Книга Горбачев. Его жизнь и время, страница 172. Автор книги Уильям Таубман

Разделитель для чтения книг в онлайн библиотеке

Онлайн книга «Горбачев. Его жизнь и время»

Cтраница 172

Ввиду нарастающего экономического кризиса и этнических столкновений в конце июля Межрегиональная депутатская группа провела нечто вроде мини-съезда, за которым последовала вторая, уже более масштабная конференция в сентябре. Некоторые из лидеров группы установили связь с бастующими шахтерами. Поначалу шахтеры отнеслись к политикам подозрительно и не шли на контакт, вспоминал депутат-либерал Гавриил Попов, но постепенно обе стороны кое-чему научились друг от друга. Депутаты внушали шахтерам, что нужно выдвигать не только экономические, но и политические требования. А шахтеры, по словам Попова, дали либералам понять, что важнее всего мобилизовать “массы” [1529].

Между тем Горбачев все больше раздражал консерваторов. Реакция на его выступление на июньском пленуме ЦК уже приближалась к тому “шуму в зале” (вплоть до недовольных возгласов), каким обычно встречали речи Сахарова и других либералов на Первом съезде народных депутатов. На пленумах, проходивших той осенью, член аппарата ЦК Брутенц сидел в дальней части зала и слышал, как кое-кто ворчит, слушая Горбачева: “болтун”, “нарцисс”, “артист”, “опять завел свою шарманку”. 9 декабря первый секретарь Кемеровского обкома Александр Мельников осмелился съязвить, что “за эту критическую обстановку в стране нас хвалит весь буржуазный мир и настоящие противники, благословляет Папа”. На это Горбачев ответил: “Если Центральному комитету нужно новое руководство, новое Политбюро, то, я думаю, Политбюро может сегодня же определиться… Давайте уж все точки над i ставить, если мы уже дошли до такого обвинения, что нас, дескать, хвалят буржуазия и Папа” [1530]. Но ЦК никак на это не отреагировал.

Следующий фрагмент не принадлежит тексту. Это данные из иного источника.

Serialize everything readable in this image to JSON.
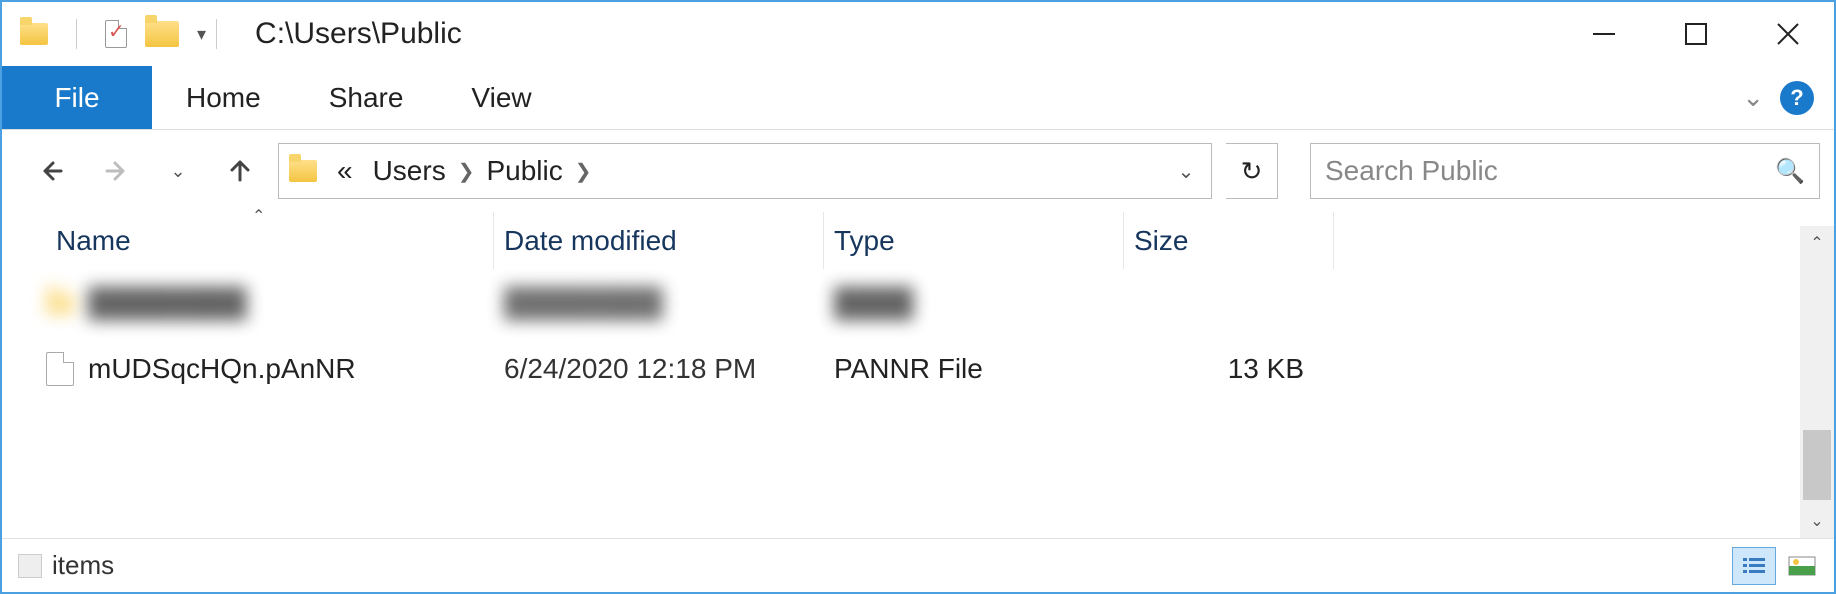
{
  "window": {
    "title": "C:\\Users\\Public"
  },
  "ribbon": {
    "file": "File",
    "tabs": [
      "Home",
      "Share",
      "View"
    ]
  },
  "breadcrumb": {
    "prefix": "«",
    "items": [
      "Users",
      "Public"
    ]
  },
  "search": {
    "placeholder": "Search Public"
  },
  "columns": {
    "name": "Name",
    "date": "Date modified",
    "type": "Type",
    "size": "Size"
  },
  "files": [
    {
      "name": "mUDSqcHQn.pAnNR",
      "date": "6/24/2020 12:18 PM",
      "type": "PANNR File",
      "size": "13 KB"
    }
  ],
  "status": {
    "text": "items"
  }
}
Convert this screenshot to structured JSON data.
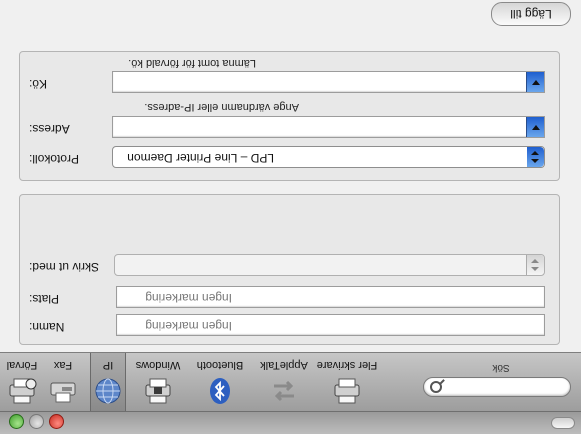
{
  "toolbar": {
    "items": [
      {
        "label": "Förval",
        "icon": "printer-icon"
      },
      {
        "label": "Fax",
        "icon": "fax-icon"
      },
      {
        "label": "IP",
        "icon": "globe-icon"
      },
      {
        "label": "Windows",
        "icon": "windows-printer-icon"
      },
      {
        "label": "Bluetooth",
        "icon": "bluetooth-icon"
      },
      {
        "label": "AppleTalk",
        "icon": "appletalk-icon"
      },
      {
        "label": "Fler skrivare",
        "icon": "printer-icon"
      }
    ],
    "selected": "IP",
    "search_label": "Sök",
    "search_value": ""
  },
  "connection": {
    "protocol_label": "Protokoll:",
    "protocol_value": "LPD – Line Printer Daemon",
    "address_label": "Adress:",
    "address_value": "",
    "address_hint": "Ange värdnamn eller IP-adress.",
    "queue_label": "Kö:",
    "queue_value": "",
    "queue_hint": "Lämna tomt för förvald kö."
  },
  "details": {
    "name_label": "Namn:",
    "name_value": "Ingen markering",
    "location_label": "Plats:",
    "location_value": "Ingen markering",
    "print_using_label": "Skriv ut med:",
    "print_using_value": ""
  },
  "actions": {
    "add_label": "Lägg till"
  },
  "colors": {
    "accent": "#3b7fe0",
    "close": "#d9382c",
    "zoom": "#4fb13a"
  }
}
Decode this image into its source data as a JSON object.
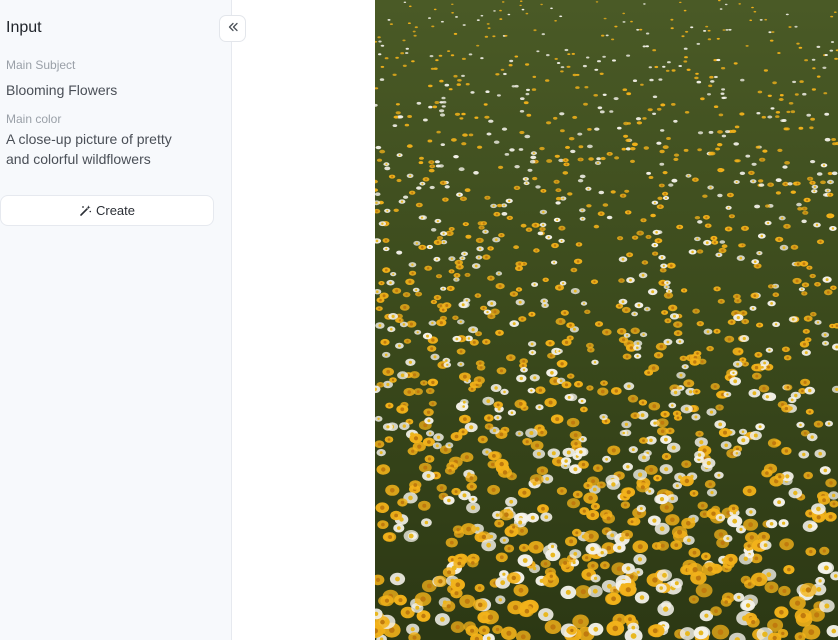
{
  "sidebar": {
    "title": "Input",
    "fields": [
      {
        "label": "Main Subject",
        "value": "Blooming Flowers"
      },
      {
        "label": "Main color",
        "value": "A close-up picture of pretty and colorful wildflowers"
      }
    ],
    "create_label": "Create",
    "create_icon": "magic-wand-icon",
    "collapse_icon": "chevrons-left-icon"
  },
  "generated_image": {
    "subject": "field of yellow and white wildflowers",
    "colors": {
      "background": "#3b4a1c",
      "yellow_flower": "#f2b21a",
      "white_flower": "#f4f2ea"
    }
  }
}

Это был не первый и не единственный раз в 1989 году, когда Горбачев заговаривал об отставке. Впервые Черняев услышал подобные разговоры в Пицунде, во время январского отпуска: “Не бросить ли все, не отойти ли в сторону… пусть те, кто получил свободу, покажут, умеют ли они ею пользоваться”. Но тогда, как решил Черняев, Горбачев говорил так в шутку. А вот в августе, в Форосе, “разговор уже шел всерьез”. Слова, которые произнесла там Раиса Максимовна, показались Черняеву “продолжением их раздумий один на один”: “Пора, Михаил Сергеевич, замкнуться в частной жизни, уйти и писать мемуары. Ты свое дело сделал” [1531]. Похожие разговоры, по-видимому, велись и позже, потому что в следующем году Горбачев по крайней мере дважды заверял Шахназарова: “Да, дело в основном сделано. Теперь вопрос только в том, чтобы дальше все шло как можно менее болезненно, без крови” [1532].

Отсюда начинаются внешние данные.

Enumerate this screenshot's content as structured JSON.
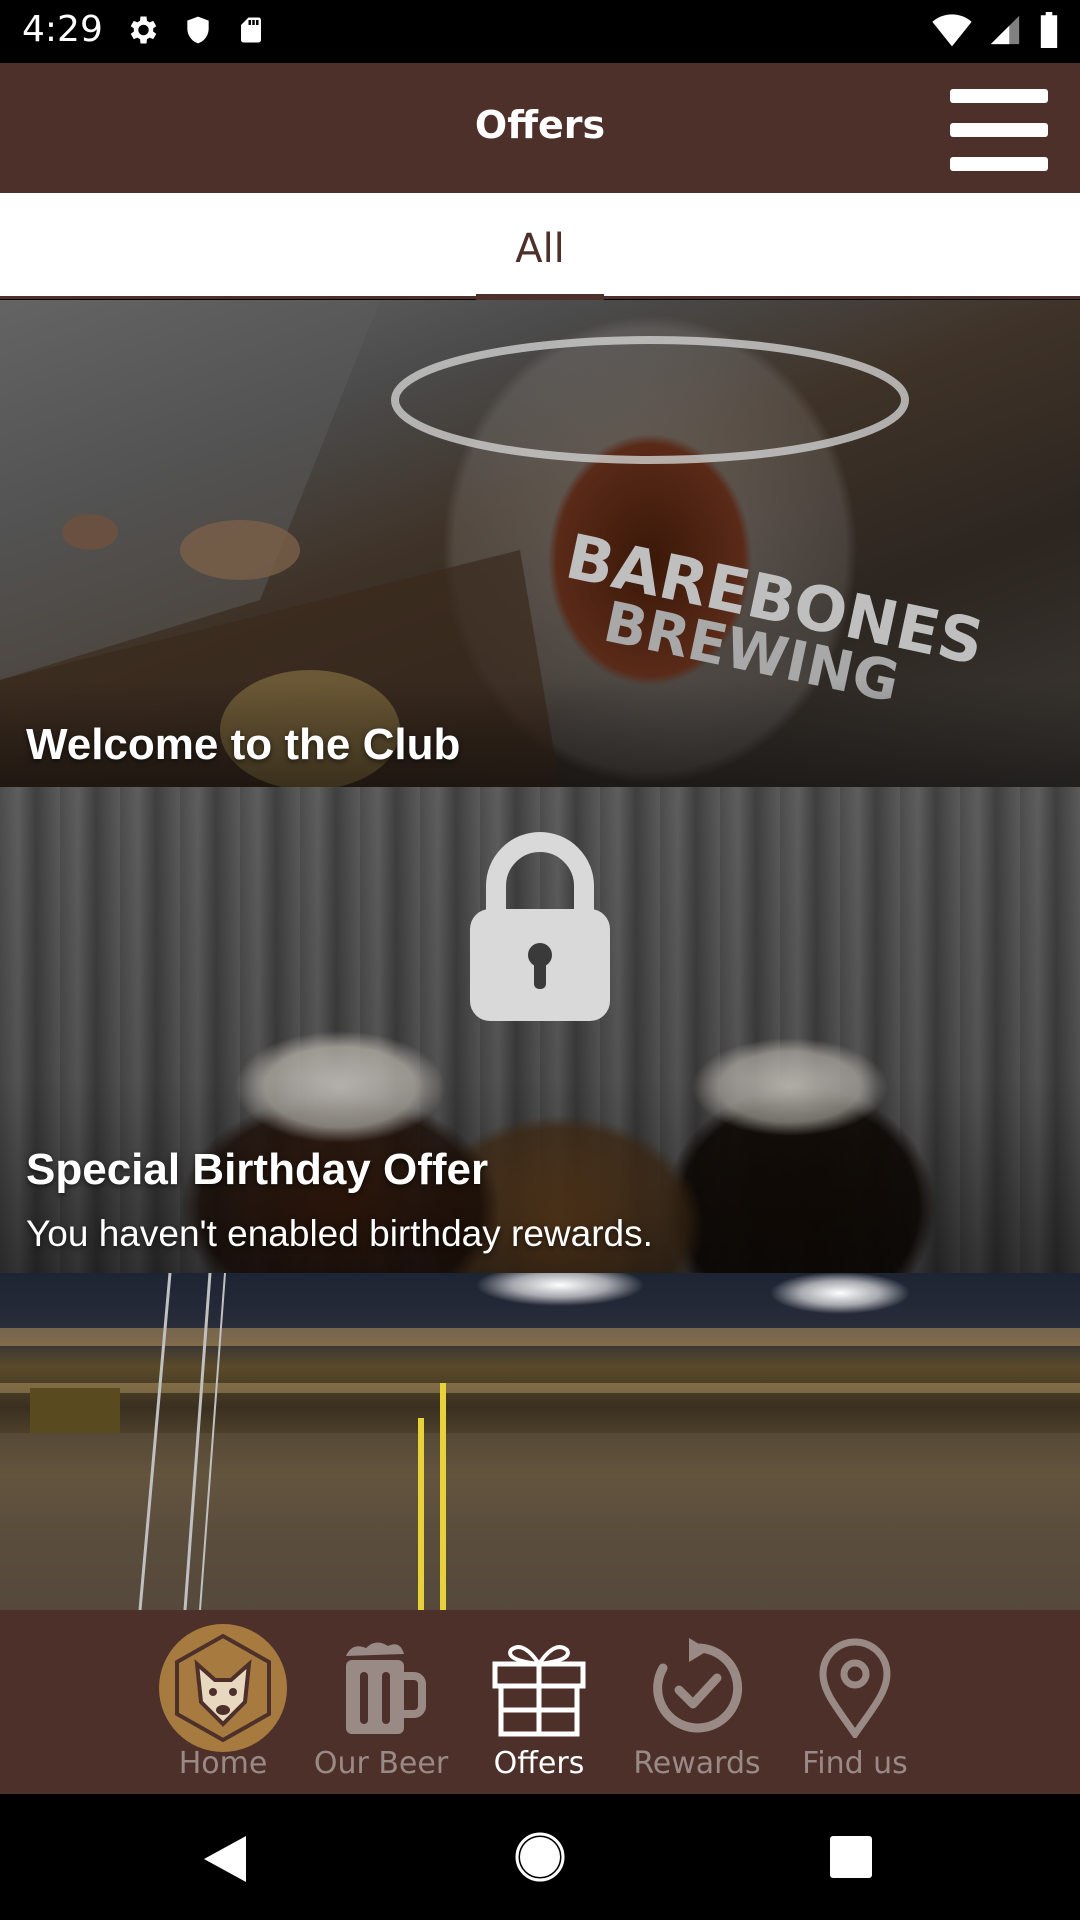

Горбачев не ушел в отставку. Хотя, возможно, ему стоило уйти – ради себя же самого и особенно ради жены, которая гораздо ближе к сердцу, чем он, принимала все беды и сложности. Давление на Горбачева нарастало, и, судя по его поведению в оставшуюся часть года, это не проходило для него даром. Из докладных записок, надиктованных в Форосе, явствует, что Горбачев силился убедить себя самого в том, что, несмотря на все неприятные события, для паники нет причин, что нужно прежде всего “спокойно оценивать факты и явления нынешней ситуации в стране, не впадая в крайности… Надо видеть всю реальную картину, всю совокупность взаимодействующих факторов, четко определять, где мы находимся, каковы логически вытекающие из этого анализа действия”.

Но Черняев наблюдал в Форосе человека, который явно утрачивал ориентиры и рычаги, поддавался эмоциям в отношении Прибалтики (вопреки собственным принципам), “болезненно реагировал на прессу, которая ‘баламутит’”, продолжал заигрывать с “российской правой” (в том числе, с Юрием Бондаревым – писателем, который когда-то сравнил перестройку с самолетом, взмывающим в небо, но не ведающим, где приземляться) и пытался “удержать старые рычаги… как в свое время Никита [Хрущев]”. Он явно “страшится разгула рынка, боится свободных цен, боится распустить колхозы и совхозы, хотя видит, что всерьез аренда [земли] без этого ‘не пойдет’… Боится разогнать Политбюро, большинство в котором уже явно против него” [1533].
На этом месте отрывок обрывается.